RE: [HTML5] 2.8 Character encodings

To be specific about my advice on handling of charset:

>> What the document should say, rather than having a 'willful' 
>> misinterpretation, is that ISO-8859-1 means ISO-8859-1, but that for 
>> backward compatibility with existing (broken) web content, HTTP 
>> interpreting agents SHOULD treat characters outside of the ISO-8859-1 
>> repertoire as if they were in Windows-1252.

>That's exactly what it says, as far as I can tell. Could you elaborate on 
>exactly what text in the spec you are objecting to? Maybe I don't 
>understand your request.

My request:

The definition of "charset" in the HTML 4.01 specification
is much more legible and understandable, and the current
draft's language is opaque.
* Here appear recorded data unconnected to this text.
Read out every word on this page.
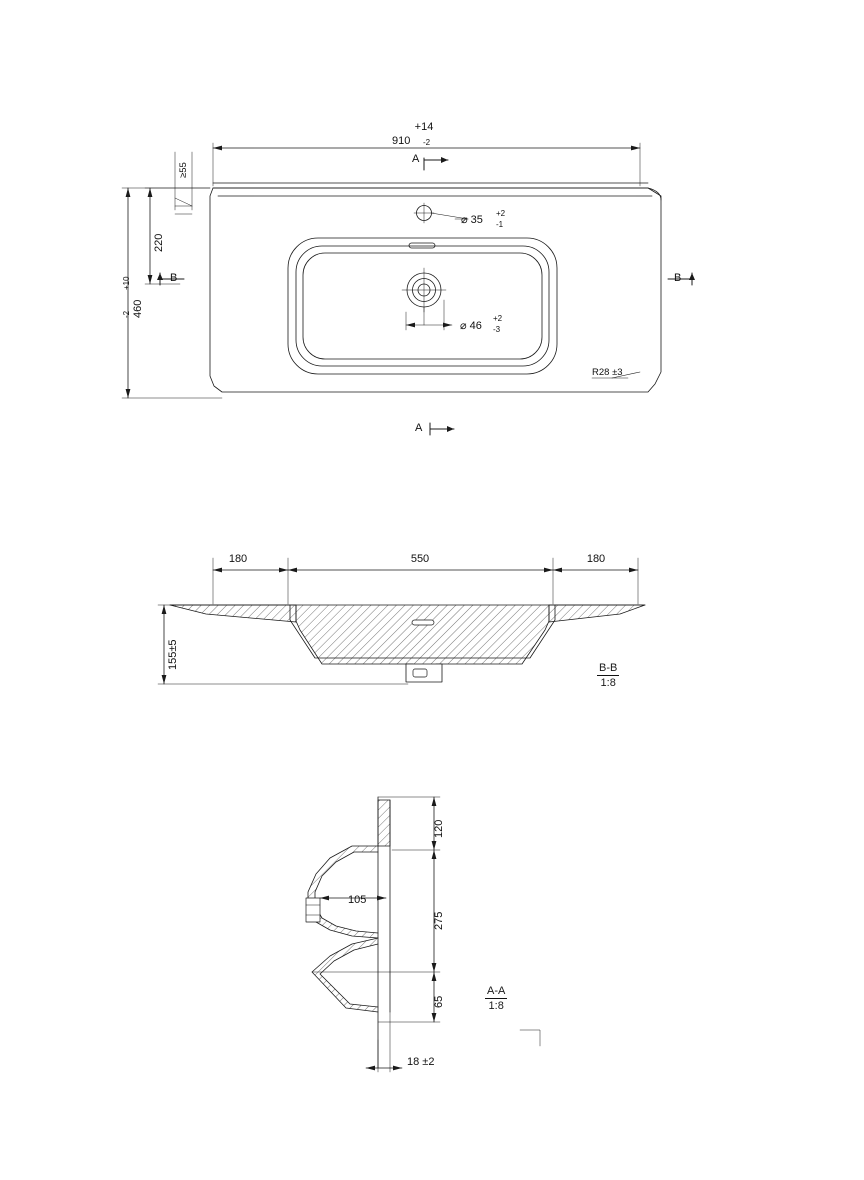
+14
910 -2
≥55
220
+10
460
-2
⌀ 35
+2
-1
⌀ 46
+2
-3
R28 ±3
A
A
B	B
180	550	180
155±5	B-B
1:8
120
275
65
105
18 ±2
A-A
1:8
Readopt most of
HTML 4.01 section 5.2 text; it would be a great improvement
in legibility.

Remove the tables in 2.7 Character Encodings from
the body of the specification and put into a separate document
or appendix "Browser Implementation Compatibility Guide"
which begins with wording to the effect:

 "For compatibility with some existing legacy content deployed
 on the web in various degrees, the following implementation
 advice is provided. Conforming HTML interpreters MAY apply
 these equivalences, but conforming HTML generators and editing
 tools MUST NOT rely on these mappings.  Over time, it
 is expected that use of incorrect charset labels will decrease."

Other wording around "willful violation" should be replaced
with advice on how incompatibility should be reduced in the
future.

Larry
-- 
http://larry.masinter.net

Received on Friday, 31 July 2009 06:00:06 UTC